2016 Latest Caselaw 1985 Del

Citation : 2016 Latest Caselaw 1985 Del
Judgement Date : 14 March, 2016

Delhi High Court
Rubina Ratnakar vs State & Anr. on 14 March, 2016
Author: P. S. Teji
*       IN THE HIGH COURT OF DELHI AT NEW DELHI

                                       Judgment delivered on : March 14, 2016
+       CRL.M.C. 3688/2015
        RUBINA RATNAKAR                                      ..... Petitioner
                            Through:     Mr.Manoj Ohri, Senior Advocate with
                                         Mr. S. Kahta, Mr.Atin Chadha,
                                         Advocates.

                            versus

        STATE & ANR.                                        ..... Respondent
                            Through:     Mr.Izhar Ahmad, learned Additional
                                         Public Prosecutor for the State.
                                         Respondent no.2 in person.

        CORAM:
        HON'BLE MR. JUSTICE P.S.TEJI
                           JUDGMENT

P.S.TEJI, J.

1. By this petition filed under Section 482 of Cr. P.C., the petitioner seeks quashing of the Criminal Complaint filed under Section 200 of Cr. P.C. by the complainant - Sheetal Makol and for quashing the summoning order dated 15.10.2014 whereby the petitioner has been summoned and to quash the order dated 26.05.2015 whereby the directions were issued for initiating process under Section 82 and 83 of Cr. P.C., passed by learned Metropolitan Magistrate-01, Mahila Court, South-West, Dwarka, Delhi.

2. In nutshell, the brief facts of the case are that one Ms. Sheetal

Makol - complainant had filed an application under Section 200 of Cr. P.C. before learned Metropolitan Magistrate intimating that she was married with Vinit Makol on 10.12.2009 according to Hindu rites and ceremonies and she has filed a case under Section 125 Cr. P.C. against her husband. It is also alleged that the Vinit Makol had a property at Greater Noida, Gautam Budh Nagar, in his name and during evidence of Greater Noida Industrial Development Authority, deposed that the ownership and transfer records of property at I-1201, 12th Floor, Riviera, Eldeco Green Medows at Pocket C, Sector Pi, Greater Noida, Gautam Budh Nagar, wherein it was deposed that the said property has been transferred on meagre amount of Rs.30 lacs to Rubina Ratnakar by Vinit Makol (husband of the complainant). It is further alleged that the property at Lajpat Nagar was more than crores and the same has been sold in a meagre amount of Rs.25 lacs. The complainant (respondent No. 2 herein) alleged that one Rubina Ratnakar and Pranav Makol are US citizens who came to India from Madrid to Bengaluru by EMIRATES during 22nd March, to 31st March, 2014 and for travelling in India they had to take visa and fill up the OCI FORM OR PIO FORM at the time of IMIGRATION in Bengaluru. The complainant sought the details of the husband of Rubina Ratnakar and identification of Pranav Makol to establish that her husband Vinit Makol has committed bigamy and is avoiding arrest by absconding from India.

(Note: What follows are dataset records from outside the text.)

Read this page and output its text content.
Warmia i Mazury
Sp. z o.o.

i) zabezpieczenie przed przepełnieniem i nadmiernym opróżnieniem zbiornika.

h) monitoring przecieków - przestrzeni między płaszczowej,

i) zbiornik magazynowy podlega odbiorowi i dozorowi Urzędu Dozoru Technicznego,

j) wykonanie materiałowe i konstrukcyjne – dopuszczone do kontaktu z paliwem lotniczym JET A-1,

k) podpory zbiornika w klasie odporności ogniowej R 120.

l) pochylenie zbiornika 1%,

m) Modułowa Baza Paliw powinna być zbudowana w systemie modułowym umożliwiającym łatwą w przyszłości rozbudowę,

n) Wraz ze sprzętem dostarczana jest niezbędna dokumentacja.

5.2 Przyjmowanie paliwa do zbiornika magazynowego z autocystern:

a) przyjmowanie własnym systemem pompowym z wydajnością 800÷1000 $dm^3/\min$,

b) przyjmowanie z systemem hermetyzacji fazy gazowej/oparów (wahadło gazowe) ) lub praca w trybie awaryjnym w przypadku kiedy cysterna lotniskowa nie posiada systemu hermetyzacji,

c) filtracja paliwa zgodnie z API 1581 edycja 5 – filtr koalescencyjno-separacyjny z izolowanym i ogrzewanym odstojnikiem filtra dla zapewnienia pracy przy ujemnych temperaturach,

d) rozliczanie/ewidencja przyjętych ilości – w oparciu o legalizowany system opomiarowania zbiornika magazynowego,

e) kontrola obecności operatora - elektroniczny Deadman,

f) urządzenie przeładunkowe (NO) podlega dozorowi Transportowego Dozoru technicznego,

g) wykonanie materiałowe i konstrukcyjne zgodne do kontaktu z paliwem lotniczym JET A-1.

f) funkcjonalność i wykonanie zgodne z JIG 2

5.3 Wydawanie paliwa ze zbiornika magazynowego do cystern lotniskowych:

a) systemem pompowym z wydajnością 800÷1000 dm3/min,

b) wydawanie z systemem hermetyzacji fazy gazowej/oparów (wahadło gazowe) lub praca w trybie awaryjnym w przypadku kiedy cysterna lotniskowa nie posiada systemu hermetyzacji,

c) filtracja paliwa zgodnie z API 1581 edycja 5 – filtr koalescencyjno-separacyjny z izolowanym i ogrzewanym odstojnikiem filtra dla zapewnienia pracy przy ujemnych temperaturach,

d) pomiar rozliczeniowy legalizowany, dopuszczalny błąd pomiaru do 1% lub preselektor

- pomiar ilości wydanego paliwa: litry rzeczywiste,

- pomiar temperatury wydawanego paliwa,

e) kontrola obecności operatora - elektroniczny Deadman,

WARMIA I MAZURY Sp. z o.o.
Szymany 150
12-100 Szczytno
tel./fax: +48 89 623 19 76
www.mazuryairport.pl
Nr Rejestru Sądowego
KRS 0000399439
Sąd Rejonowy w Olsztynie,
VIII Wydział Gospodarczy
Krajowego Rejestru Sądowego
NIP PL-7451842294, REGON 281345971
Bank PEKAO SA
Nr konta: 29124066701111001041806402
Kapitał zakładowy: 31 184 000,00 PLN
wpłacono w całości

3. The learned Metropolitan Magistrate while considering the aforesaid application under Section 200 of Cr. P.C., observed that the

complainant has raised grave apprehension that her husband has married with Rubina Ratnakar during subsistence of his marriage with complainant but she is not in possession of all the evidence required to prove the case against accused and the requisite documentary evidence can be given only by the concerned immigration authorities therefore she prayed for investigation under Section 202 of Cr. P.C. through the Police/Crime Branch. The learned Metropolitan Magistrate observed that the accused persons in the complaint are residing outside the jurisdiction of this Court and it is mandate of Section 202 to conduct inquiry/investigation before summoning the accused persons and while keeping in view the fact that the complainant is unable to gather the requisite documentary evidence without police assistance, directed notices to be issued to SHO, Police Station Sector 23, Dwarka to collect PIO/OCI Form from Immigration authorities or any other requisite documents concerning Rubina Ratnakar and her child Pranav Makol.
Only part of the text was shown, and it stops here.